Essays by eleven prominent scholars provide the latest insights into the seventeenth-century history of the Hudson Valley and its environs.
This book provides an in-depth introduction to the issues involved in the expansion of European interests to the Hudson River Valley, the cultural interaction that took place there, and the colonization of the region. Written in accessible language by leading scholars, these essays incorporate the latest historical insights as they explore the new world in which American Indians and Europeans interacted, the settlement of the Dutch colony that ensued from the exploration of the Hudson River, and the development of imperial and other networks which came to incorporate the Hudson Valley.

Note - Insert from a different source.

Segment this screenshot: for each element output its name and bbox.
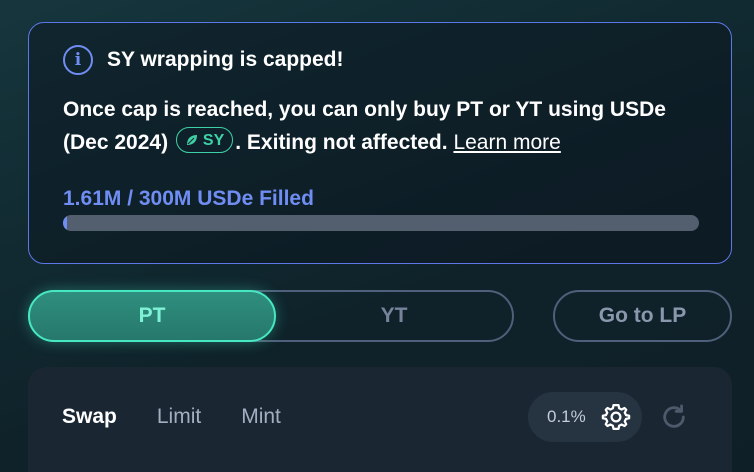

“This well-conceived volume illuminates the various contexts of life in the seventeenth-century Hudson Valley. Both laymen and specialists will gain new insights from the twelve essays, which reveal everything from the European background of tolerance and inter-imperial strife to the significance of wampum and the role of a Native model of inter-group relations that shaped Iroquois ties with the Dutch.” — Willem Klooster, author of Revolutions in the Atlantic World: A Comparative History
“A perfect tribute to the Hudson Valley’s unique history and how it changed forever in the decades following Henry Hudson’s 1609 voyage! The essays in this rich collection capture the complex, interconnected world experienced by those who lived in the Hudson River Valley in the seventeenth century, a place at the crossroads of four continents, an area contested by three emerging empires, a valley where Munsee, Mahican, and Mohawk interacted with European cultures. Both professional historians and those new to the field will be intrigued by the wide variety of topics. This collection by an esteemed group of historians makes an outstanding contribution to both New Netherland and Atlantic history.” — Dennis J. Maika, New Netherland Institute.